Considering the vehicle’s not-inconsiderable weight of 1 740 kg, the performance is impressive. Juggle the clutch and torque successfully and you may even be able to accelerate to 100 km/h in just over nine seconds, which is very good indeed. Even more impressive is the fuel economy and the fact that a figure of 6,5 L/100 km is actually achievable. On long-distance cruises, keep in mind that sixth is actually an overdrive “economy” gear, and that you may need to shift to fifth or lower to execute overtaking manoeuvres. On that note, the six-speed manual ‘box fitted to this test vehicle wasn’t particularly smooth, especially during downshifts.
Great ride/handling balance
The BMW X3 handles unlike any other SUV of its size. Of course, this is partly because it doesn’t possess much in the way of off-road ability, BMW instead focusing on the on-road dynamics and the X3’s ability on slippery surfaces. It makes use of a full-time xDrive all-wheel drive system that sends power to whichever wheels can best accommodate the power. This boosts stability and grip in muddy, wet or icy conditions in particular. As per usual, BMW’s dynamic stability control system is also fitted.

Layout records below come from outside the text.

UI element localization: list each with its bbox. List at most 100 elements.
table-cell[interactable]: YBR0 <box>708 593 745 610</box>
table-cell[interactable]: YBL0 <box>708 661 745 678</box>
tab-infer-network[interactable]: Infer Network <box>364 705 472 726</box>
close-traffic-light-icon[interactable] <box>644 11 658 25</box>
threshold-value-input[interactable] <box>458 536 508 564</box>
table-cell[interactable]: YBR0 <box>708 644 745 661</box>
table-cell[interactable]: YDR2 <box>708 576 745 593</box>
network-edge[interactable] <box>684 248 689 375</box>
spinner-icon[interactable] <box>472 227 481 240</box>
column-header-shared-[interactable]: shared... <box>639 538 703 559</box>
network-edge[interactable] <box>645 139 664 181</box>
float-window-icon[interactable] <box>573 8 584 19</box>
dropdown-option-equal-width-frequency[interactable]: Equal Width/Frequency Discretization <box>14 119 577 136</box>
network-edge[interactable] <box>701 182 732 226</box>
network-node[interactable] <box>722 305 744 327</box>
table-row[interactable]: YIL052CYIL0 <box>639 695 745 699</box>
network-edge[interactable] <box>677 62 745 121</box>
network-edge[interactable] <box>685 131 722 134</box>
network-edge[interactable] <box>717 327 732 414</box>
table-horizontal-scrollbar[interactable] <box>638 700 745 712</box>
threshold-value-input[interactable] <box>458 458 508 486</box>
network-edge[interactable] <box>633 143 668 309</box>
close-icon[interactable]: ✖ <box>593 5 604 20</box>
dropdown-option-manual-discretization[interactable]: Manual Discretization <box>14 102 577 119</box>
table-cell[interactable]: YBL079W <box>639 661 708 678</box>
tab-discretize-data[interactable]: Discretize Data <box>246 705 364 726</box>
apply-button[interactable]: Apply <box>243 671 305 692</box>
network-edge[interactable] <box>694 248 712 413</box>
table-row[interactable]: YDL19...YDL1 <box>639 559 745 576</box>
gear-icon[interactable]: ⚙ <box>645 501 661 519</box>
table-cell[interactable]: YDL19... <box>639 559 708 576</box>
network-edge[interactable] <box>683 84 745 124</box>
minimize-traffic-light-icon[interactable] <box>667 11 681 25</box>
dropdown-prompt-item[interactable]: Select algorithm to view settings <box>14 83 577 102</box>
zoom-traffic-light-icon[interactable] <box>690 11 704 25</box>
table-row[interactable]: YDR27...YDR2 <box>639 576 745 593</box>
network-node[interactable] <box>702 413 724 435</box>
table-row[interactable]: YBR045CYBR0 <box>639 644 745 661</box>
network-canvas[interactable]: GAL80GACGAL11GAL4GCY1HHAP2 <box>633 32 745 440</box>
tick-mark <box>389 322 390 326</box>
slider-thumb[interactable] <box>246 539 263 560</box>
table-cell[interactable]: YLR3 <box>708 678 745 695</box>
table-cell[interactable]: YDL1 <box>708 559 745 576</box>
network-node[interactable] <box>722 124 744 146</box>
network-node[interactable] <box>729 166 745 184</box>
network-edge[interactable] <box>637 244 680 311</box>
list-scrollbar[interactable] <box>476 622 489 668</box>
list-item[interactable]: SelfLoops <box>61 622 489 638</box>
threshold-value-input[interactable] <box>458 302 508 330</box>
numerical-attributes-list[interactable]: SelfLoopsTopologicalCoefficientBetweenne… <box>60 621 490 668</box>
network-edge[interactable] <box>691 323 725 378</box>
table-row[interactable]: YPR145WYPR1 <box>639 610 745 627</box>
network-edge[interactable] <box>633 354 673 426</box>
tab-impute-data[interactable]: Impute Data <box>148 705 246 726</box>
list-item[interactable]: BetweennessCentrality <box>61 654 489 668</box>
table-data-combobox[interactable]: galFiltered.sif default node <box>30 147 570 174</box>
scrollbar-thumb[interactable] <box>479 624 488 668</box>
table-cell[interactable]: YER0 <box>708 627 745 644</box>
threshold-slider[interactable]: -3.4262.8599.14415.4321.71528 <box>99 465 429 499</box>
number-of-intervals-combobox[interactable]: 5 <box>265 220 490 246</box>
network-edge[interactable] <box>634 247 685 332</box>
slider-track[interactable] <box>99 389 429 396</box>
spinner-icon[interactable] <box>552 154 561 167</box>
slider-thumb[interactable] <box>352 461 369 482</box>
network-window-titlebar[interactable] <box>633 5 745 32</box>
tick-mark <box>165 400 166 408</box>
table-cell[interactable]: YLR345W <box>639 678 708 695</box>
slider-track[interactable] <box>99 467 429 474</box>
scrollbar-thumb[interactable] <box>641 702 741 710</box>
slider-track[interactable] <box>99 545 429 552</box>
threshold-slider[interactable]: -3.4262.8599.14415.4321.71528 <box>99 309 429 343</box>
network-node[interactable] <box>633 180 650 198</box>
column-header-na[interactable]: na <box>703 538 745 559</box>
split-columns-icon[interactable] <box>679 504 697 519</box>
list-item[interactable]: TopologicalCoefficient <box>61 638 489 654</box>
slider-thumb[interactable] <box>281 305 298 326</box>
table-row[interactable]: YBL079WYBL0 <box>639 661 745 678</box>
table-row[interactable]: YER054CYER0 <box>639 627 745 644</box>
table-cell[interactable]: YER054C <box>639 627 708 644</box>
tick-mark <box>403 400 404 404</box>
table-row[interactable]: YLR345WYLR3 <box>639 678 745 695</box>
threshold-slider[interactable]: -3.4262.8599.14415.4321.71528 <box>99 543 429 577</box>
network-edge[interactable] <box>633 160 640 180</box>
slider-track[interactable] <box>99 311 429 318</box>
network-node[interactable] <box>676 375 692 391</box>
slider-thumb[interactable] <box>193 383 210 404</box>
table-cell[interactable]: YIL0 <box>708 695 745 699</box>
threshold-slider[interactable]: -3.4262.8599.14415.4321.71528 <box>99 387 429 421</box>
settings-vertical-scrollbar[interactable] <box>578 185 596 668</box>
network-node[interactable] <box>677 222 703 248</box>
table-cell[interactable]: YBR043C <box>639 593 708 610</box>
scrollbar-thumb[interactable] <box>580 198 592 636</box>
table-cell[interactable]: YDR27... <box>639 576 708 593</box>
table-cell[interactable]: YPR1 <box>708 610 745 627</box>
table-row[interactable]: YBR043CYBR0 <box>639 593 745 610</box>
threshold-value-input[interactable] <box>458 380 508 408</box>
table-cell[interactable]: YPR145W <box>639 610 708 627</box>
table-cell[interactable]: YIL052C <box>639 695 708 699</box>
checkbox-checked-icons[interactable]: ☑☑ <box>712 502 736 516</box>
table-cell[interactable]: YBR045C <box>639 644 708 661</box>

In normal conditions it handles and rides much like any other BMW, which is to say excellent. The ride is quite firm and the steering on the heavy side at low speeds, but at higher speeds it all smoothes out very impressively, the ride quality being particularly good for a vehicle with such low-profile rubber.
BMW X3 - Verdict
The BMW X3 is a quiet, economical, luxurious and classy SUV that is also a delight to drive, whether in the city, or out on the open road. It’s not a vehicle that will take you very far off the beaten track, but that was never BMW’s intention. If you’re looking for something high-riding, spacious and safe, but don’t want to sacrifice performance and handling, then this BMW X3 will take some beating.
- Upmarket looks
- Fuel economy
- Handling balance
We don’t like:
- Long options list
- Easy to stall
Engine: 2,0-litre, four-cylinder, turbodiesel
Power: 110 kW @ 4 000 rpm
Torque: 330 Nm @ 2 000 rpm
Transmission: Six-speed manual
Wheels: 17-inch alloy
Top speed: 215 km/h
0-100 km/h: 9,1 seconds
Fuel economy: 6,5 litres/100 km
- Land Rover Freelander 2,0 Td4 SE: Significantly cheaper than the BMW X3, but also older, less powerful and not nearly as refined. An all-new model can’t be too far away and it’s needed.
- Jeep Cherokee 2,8L CRD Limited: A very popular vehicle in South Africa, and it certainly has its charms. Iconic design and real off-road ability are the major attractions. Unfortunately the interior is neither as comfortable nor as well-built as the BMW X3.
- Kia Sorento 2,5 CRDi 4x4: Don’t snigger… The Sorento is a well-equipped, spacious and surprisingly refined competitor from Korea. What is lacks in badge appeal it makes up for in terms of cabin comfort, features, and overall value. But yes, not quite as polished.